According to the Providence Journal, the deal allows IGT to exclusively control the state’s lottery, as well as 85% of the gambling machines at two casinos in Lincoln and Tiverton, both of which are owned by Twin River. In exchange, IGT will pay Rhode Island $25 million and hire around 1,100 employees over the course of the contract. It will also have to invest $150 million into the state over the same 20-year period. Rhode Island gets a new digital lottery system, upgraded slot machines and updates in return.
Twin River is very skeptical of the deal and believes that Rhode Island residents should be very afraid. The company’s executive VP, Marc Crisafulli, said last week that the state is looking at the possible loss of up to $10 billion in gambling revenue as a result of the “lack of [a bidding] process, the absence of any competition, the rushed nature of the deal… and the fact that the deal doesn’t seem to make any business sense.”

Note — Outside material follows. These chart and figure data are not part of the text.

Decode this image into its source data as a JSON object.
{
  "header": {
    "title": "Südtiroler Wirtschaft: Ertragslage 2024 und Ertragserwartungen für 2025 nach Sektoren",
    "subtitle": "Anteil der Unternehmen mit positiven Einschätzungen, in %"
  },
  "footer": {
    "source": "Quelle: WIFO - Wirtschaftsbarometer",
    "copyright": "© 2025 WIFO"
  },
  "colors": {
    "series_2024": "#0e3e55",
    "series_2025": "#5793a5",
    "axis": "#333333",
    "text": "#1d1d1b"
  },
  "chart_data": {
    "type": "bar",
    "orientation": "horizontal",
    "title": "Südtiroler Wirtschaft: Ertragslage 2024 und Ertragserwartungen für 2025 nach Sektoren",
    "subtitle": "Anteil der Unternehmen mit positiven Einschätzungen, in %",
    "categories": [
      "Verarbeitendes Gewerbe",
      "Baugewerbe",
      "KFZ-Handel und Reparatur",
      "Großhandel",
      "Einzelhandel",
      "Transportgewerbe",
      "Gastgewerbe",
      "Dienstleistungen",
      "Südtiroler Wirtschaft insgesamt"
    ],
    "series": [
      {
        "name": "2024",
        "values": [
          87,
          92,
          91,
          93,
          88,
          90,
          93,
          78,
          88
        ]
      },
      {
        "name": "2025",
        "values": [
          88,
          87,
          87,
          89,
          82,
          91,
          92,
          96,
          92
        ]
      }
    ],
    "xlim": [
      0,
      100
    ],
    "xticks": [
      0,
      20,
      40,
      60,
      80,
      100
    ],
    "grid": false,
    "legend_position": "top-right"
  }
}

Having a virtual monopoly is never good for consumers and Crisafulli explains that IGT’s machines are the worst-operating machines for the company. Twin River currently has three suppliers—Scientific Games (SG), Everi and IGT—and the first two give the casinos more revenue than does IGT. SG machines earn a daily average of $401 per machine—$146,000 annually—of which the state gets $87,000 per machine each year. Everi machines average around $303 apiece each day for $110,000 a year and the state takes $66,000 of that.

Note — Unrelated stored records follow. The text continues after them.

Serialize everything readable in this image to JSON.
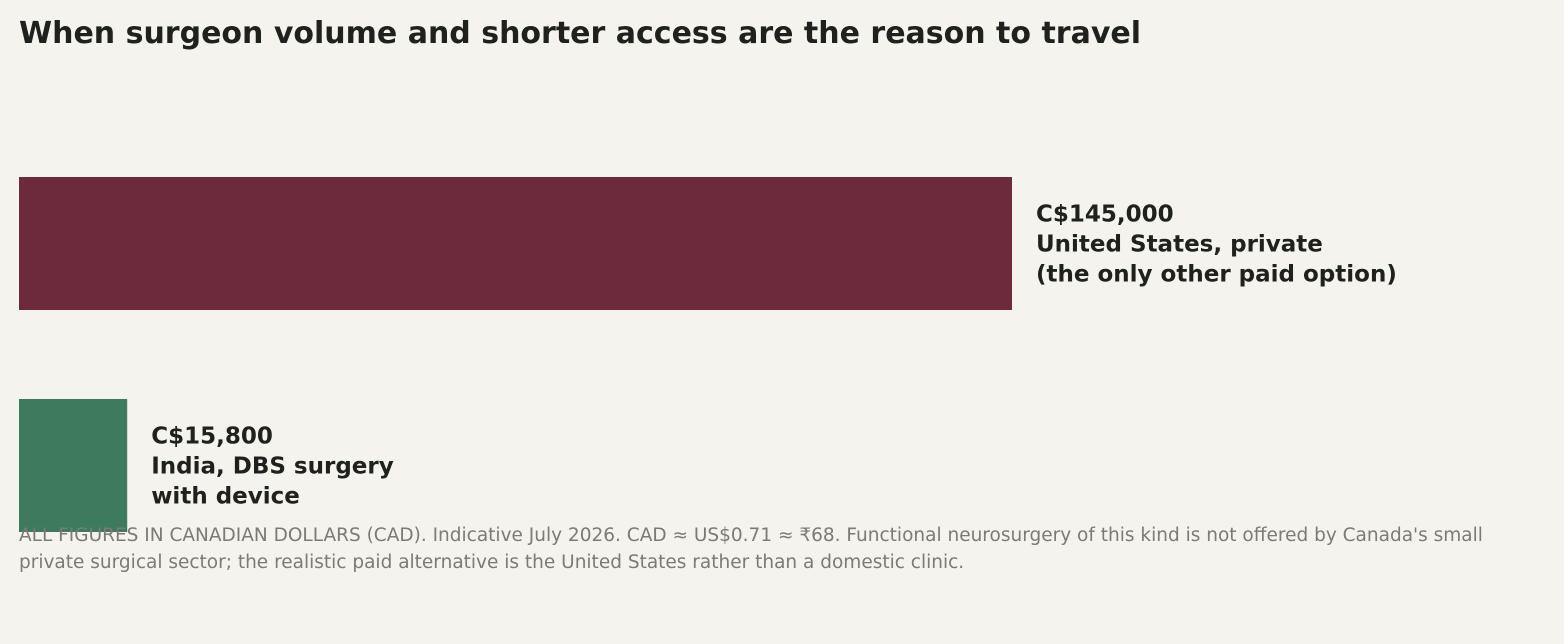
{
  "chart_data": {
    "type": "bar",
    "orientation": "horizontal",
    "title": "When surgeon volume and shorter access are the reason to travel",
    "categories": [
      [
        "United States, private",
        "(the only other paid option)"
      ],
      [
        "India, DBS surgery",
        "with device"
      ]
    ],
    "values": [
      145000,
      15800
    ],
    "value_labels": [
      "C$145,000",
      "C$15,800"
    ],
    "colors": [
      "#6d2a3c",
      "#3d7a5e"
    ],
    "footnote": "ALL FIGURES IN CANADIAN DOLLARS (CAD). Indicative July 2026. CAD ≈ US$0.71 ≈ ₹68. Functional neurosurgery of this kind is not offered by Canada's small private surgical sector; the realistic paid alternative is the United States rather than a domestic clinic."
  }
}
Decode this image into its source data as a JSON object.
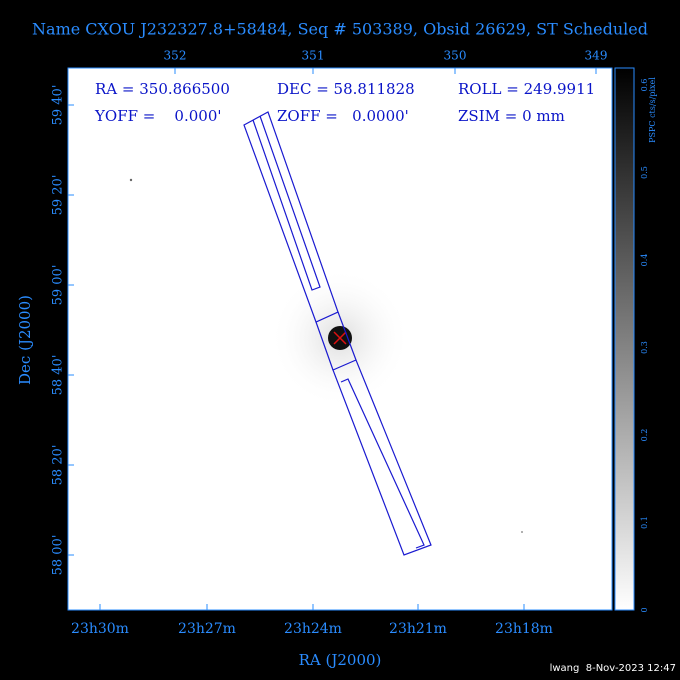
{
  "title": "Name CXOU J232327.8+58484, Seq # 503389, Obsid 26629, ST Scheduled",
  "header": {
    "ra": "RA = 350.866500",
    "dec": "DEC = 58.811828",
    "roll": "ROLL = 249.9911",
    "yoff": "YOFF =    0.000'",
    "zoff": "ZOFF =   0.0000'",
    "zsim": "ZSIM = 0 mm"
  },
  "top_axis": [
    "352",
    "351",
    "350",
    "349"
  ],
  "bottom_axis": [
    "23h30m",
    "23h27m",
    "23h24m",
    "23h21m",
    "23h18m"
  ],
  "left_axis": [
    "59 40'",
    "59 20'",
    "59 00'",
    "58 40'",
    "58 20'",
    "58 00'"
  ],
  "x_label": "RA (J2000)",
  "y_label": "Dec (J2000)",
  "colorbar": {
    "label": "PSPC cts/s/pixel",
    "ticks": [
      "0",
      "0.1",
      "0.2",
      "0.3",
      "0.4",
      "0.5",
      "0.6"
    ]
  },
  "footer": "lwang  8-Nov-2023 12:47"
}
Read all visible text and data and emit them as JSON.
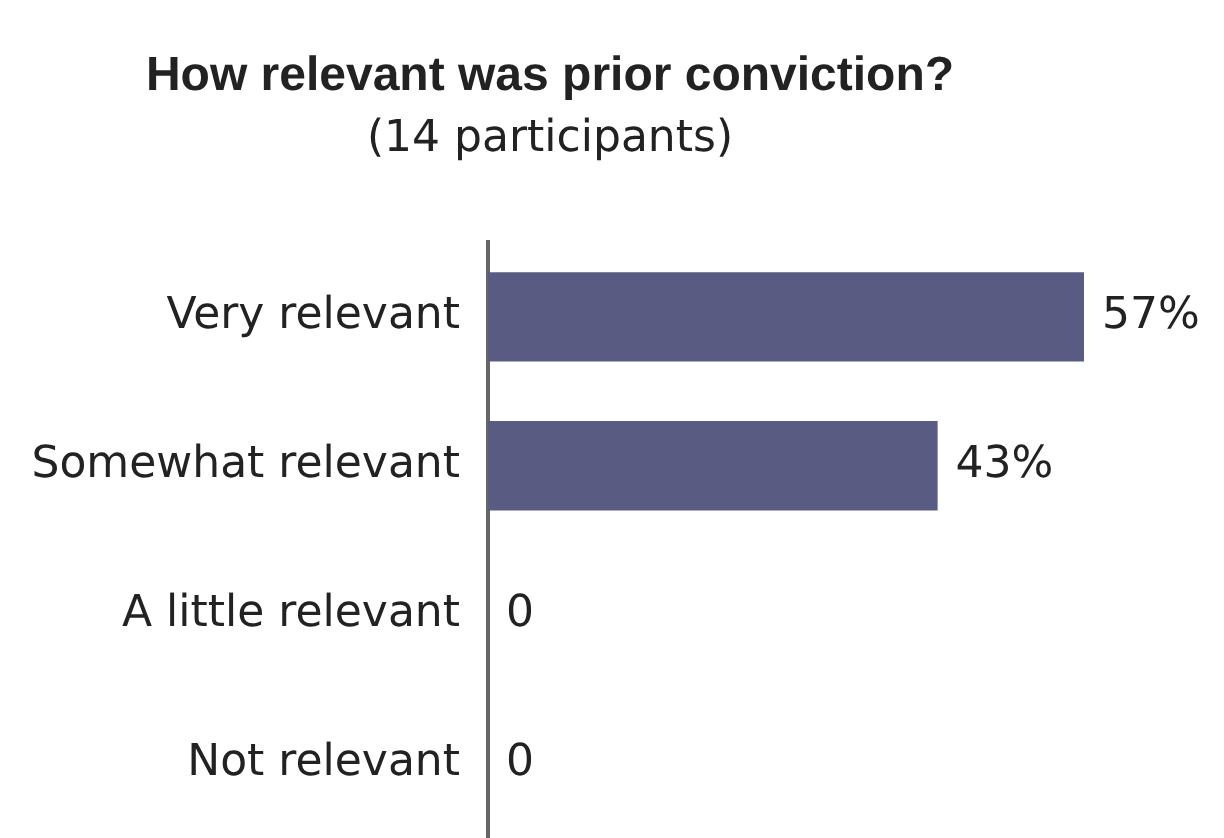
{
  "chart_data": {
    "type": "bar",
    "title": "How relevant was prior conviction?",
    "subtitle": "(14 participants)",
    "orientation": "horizontal",
    "categories": [
      "Very relevant",
      "Somewhat relevant",
      "A little relevant",
      "Not relevant"
    ],
    "values": [
      57,
      43,
      0,
      0
    ],
    "color": "#595b82",
    "value_labels": [
      "57%",
      "43%",
      "0",
      "0"
    ],
    "tick_labels": "y",
    "grid": false,
    "legend": false
  }
}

However, IGT machines, over the past year, only contributed $258 per machine each day for $94,000 on the year. These gave the state just $56,000 each. As a result, Twin River believes Rhode Island is about to set itself on the path of extreme budget shortcomings.
The company adds, “The Governor cannot side step Rhode Island’s purchasing law. She cannot enter into a no-bid contract without a vote of the Rhode Island House and Senate. We believe that this agreement is not in the interest of the Rhode Island taxpayers. Over the next weeks, we will share with you our concerns and further explain why this is a bad idea.”
Twin River has some time to convince citizens and lawmakers that it’s in the right. Raimondo signed the deal just as the legislative session was ending and it still has to be signed by the House and Senate. They won’t be able to discuss the issue formally until this fall.